Nous décrivons ici une nouvelle méthode pour étudier l'importation de protéines dans les chloroplastes isolés sous contrainte. La méthode est simple et rapide, et peut être appliqué pour étudier les conséquences des différentes conditions de stress pour les protéines de chloroplaste importation, et les mécanismes de régulation correspondants.
Les chloroplastes sont des organites avec de nombreux rôles essentiels dans les plantes, qui comprennent non seulement la photosynthèse, mais de nombreuses autres fonctions métaboliques et de signalisation.
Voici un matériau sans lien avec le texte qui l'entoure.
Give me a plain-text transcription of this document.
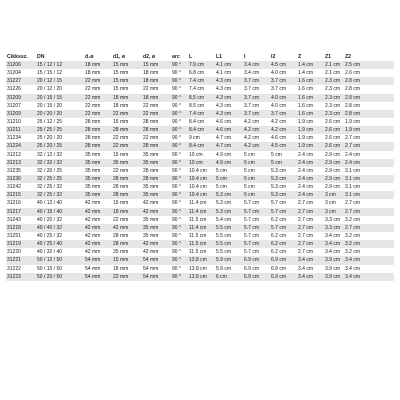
Cikkssz.	DN	d₁ø	d1, ø	d2, ø	arc	L	L1	l	l2	Z	Z1	Z2
31206	15 / 12 / 12	18 mm	15 mm	15 mm	90 °	7.9 cm	4.1 cm	3.4 cm	4.5 cm	1.4 cm	2.1 cm	2.5 cm
31204	15 / 15 / 12	18 mm	15 mm	18 mm	90 °	6.8 cm	4.1 cm	3.4 cm	4.0 cm	1.4 cm	2.1 cm	2.6 cm
31227	20 / 12 / 15	22 mm	15 mm	18 mm	90 °	7.4 cm	4.3 cm	3.7 cm	3.7 cm	1.6 cm	2.3 cm	2.8 cm
31226	20 / 12 / 20	22 mm	15 mm	22 mm	90 °	7.4 cm	4.3 cm	3.7 cm	3.7 cm	1.6 cm	2.3 cm	2.8 cm
31209	20 / 15 / 15	22 mm	18 mm	18 mm	90 °	8.5 cm	4.3 cm	3.7 cm	4.0 cm	1.6 cm	2.3 cm	2.8 cm
31207	20 / 15 / 20	22 mm	18 mm	22 mm	90 °	8.5 cm	4.3 cm	3.7 cm	4.0 cm	1.6 cm	2.3 cm	2.8 cm
31209	20 / 20 / 20	22 mm	22 mm	22 mm	90 °	7.4 cm	4.3 cm	3.7 cm	3.7 cm	1.6 cm	2.3 cm	2.8 cm
31210	25 / 12 / 25	28 mm	15 mm	28 mm	90 °	8.4 cm	4.6 cm	4.2 cm	4.2 cm	1.9 cm	2.6 cm	1.9 cm
31211	25 / 25 / 25	28 mm	28 mm	28 mm	90 °	8.4 cm	4.6 cm	4.2 cm	4.2 cm	1.9 cm	2.6 cm	1.9 cm
31234	25 / 20 / 20	28 mm	22 mm	22 mm	90 °	9 cm	4.7 cm	4.2 cm	4.6 cm	1.9 cm	2.6 cm	2.7 cm
31224	25 / 20 / 25	28 mm	22 mm	28 mm	90 °	8.4 cm	4.7 cm	4.2 cm	4.5 cm	1.9 cm	2.6 cm	2.7 cm
31212	32 / 12 / 32	35 mm	15 mm	35 mm	90 °	10 cm	4.9 cm	5 cm	5 cm	2.4 cm	2.9 cm	2.4 cm
31213	32 / 32 / 32	35 mm	35 mm	35 mm	90 °	10 cm	4.9 cm	5 cm	5 cm	2.4 cm	2.9 cm	2.4 cm
31235	32 / 20 / 25	35 mm	22 mm	28 mm	90 °	10.4 cm	5 cm	5 cm	5.3 cm	2.4 cm	2.9 cm	3.1 cm
31236	32 / 25 / 25	35 mm	28 mm	28 mm	90 °	10.4 cm	5 cm	5 cm	5.3 cm	2.4 cm	2.9 cm	3.1 cm
31242	32 / 25 / 32	35 mm	28 mm	35 mm	90 °	10.4 cm	5 cm	5 cm	5.3 cm	2.4 cm	2.9 cm	3.1 cm
31215	32 / 25 / 32	35 mm	28 mm	35 mm	90 °	10.4 cm	5.3 cm	5 cm	5.3 cm	2.4 cm	3 cm	3.1 cm
31216	40 / 12 / 40	42 mm	15 mm	42 mm	90 °	11.4 cm	5.3 cm	5.7 cm	5.7 cm	2.7 cm	3 cm	2.7 cm
31217	40 / 15 / 40	42 mm	18 mm	42 mm	90 °	11.4 cm	5.3 cm	5.7 cm	5.7 cm	2.7 cm	3 cm	2.7 cm
31243	40 / 20 / 32	42 mm	22 mm	35 mm	90 °	11.5 cm	5.4 cm	5.7 cm	6.2 cm	2.7 cm	3.3 cm	3.2 cm
31218	40 / 40 / 32	42 mm	42 mm	35 mm	90 °	11.4 cm	5.5 cm	5.7 cm	5.7 cm	2.7 cm	3.3 cm	2.7 cm
31251	40 / 25 / 32	42 mm	28 mm	35 mm	90 °	11.5 cm	5.5 cm	5.7 cm	6.2 cm	2.7 cm	3.4 cm	3.2 cm
31219	40 / 25 / 40	42 mm	28 mm	42 mm	90 °	11.5 cm	5.5 cm	5.7 cm	6.2 cm	2.7 cm	3.4 cm	3.2 cm
31220	40 / 32 / 40	42 mm	35 mm	42 mm	90 °	11.5 cm	5.5 cm	5.7 cm	6.2 cm	2.7 cm	3.4 cm	3.2 cm
31221	50 / 12 / 50	54 mm	15 mm	54 mm	90 °	13.8 cm	5.9 cm	6.9 cm	6.9 cm	3.4 cm	3.9 cm	3.4 cm
31222	50 / 15 / 50	54 mm	18 mm	54 mm	90 °	13.8 cm	5.9 cm	6.9 cm	6.9 cm	3.4 cm	3.9 cm	3.4 cm
31223	50 / 20 / 50	54 mm	22 mm	54 mm	90 °	13.8 cm	6 cm	6.9 cm	6.9 cm	3.4 cm	3.9 cm	3.4 cm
En outre, les chloroplastes sont critiques pour les réponses des plantes à divers stress abiotiques, tels que la salinité et les contraintes osmotiques. Un chloroplaste peut contenir jusqu'à environ 3000 protéines différentes, dont certaines sont codées par son propre génome. Cependant, la majorité des protéines de chloroplaste sont codées dans le noyau et synthétisée dans le cytosol, et ces protéines doivent être importées dans le chloroplaste par translocons au niveau des membranes d'enveloppe de chloroplaste. Des études récentes ont montré que l'importation de protéines de chloroplaste peut être régulée activement par le stress. Pour étudier biochimiquement une telle réglementation de l'importation de protéines dans des conditions de stress, nous avons développé la méthode décrite ici comme une procédure simple et rapide qui peut facilement être réalisé dans tout laboratoire. Dans ce procédé, des plantes sont cultivées en condition normalens et ensuite exposés à des conditions de stress dans une culture liquide. Le matériel végétal est recueilli, et les chloroplastes sont ensuite libéré par homogénéisation. L'homogénat brut est séparé par centrifugation à gradient de densité, ce qui permet l'isolement des chloroplastes intacts. rendement chloroplaste est évaluée par comptage et intégrité chloroplaste est vérifiée sous un microscope. Pour les essais d'importation de protéines, les chloroplastes purifiés sont incubés avec 35 S radiomarqué dans les protéines précurseurs traduites in vitro, et des expériences de temps cours sont menées afin de permettre les comparaisons des taux d'importation entre les génotypes dans des conditions de stress. Nous présentons des données générées en utilisant cette méthode, qui montrent que le taux de l'importation de protéines dans les chloroplastes d'un mutant réglementaire est spécifiquement modifié dans des conditions de stress osmotique.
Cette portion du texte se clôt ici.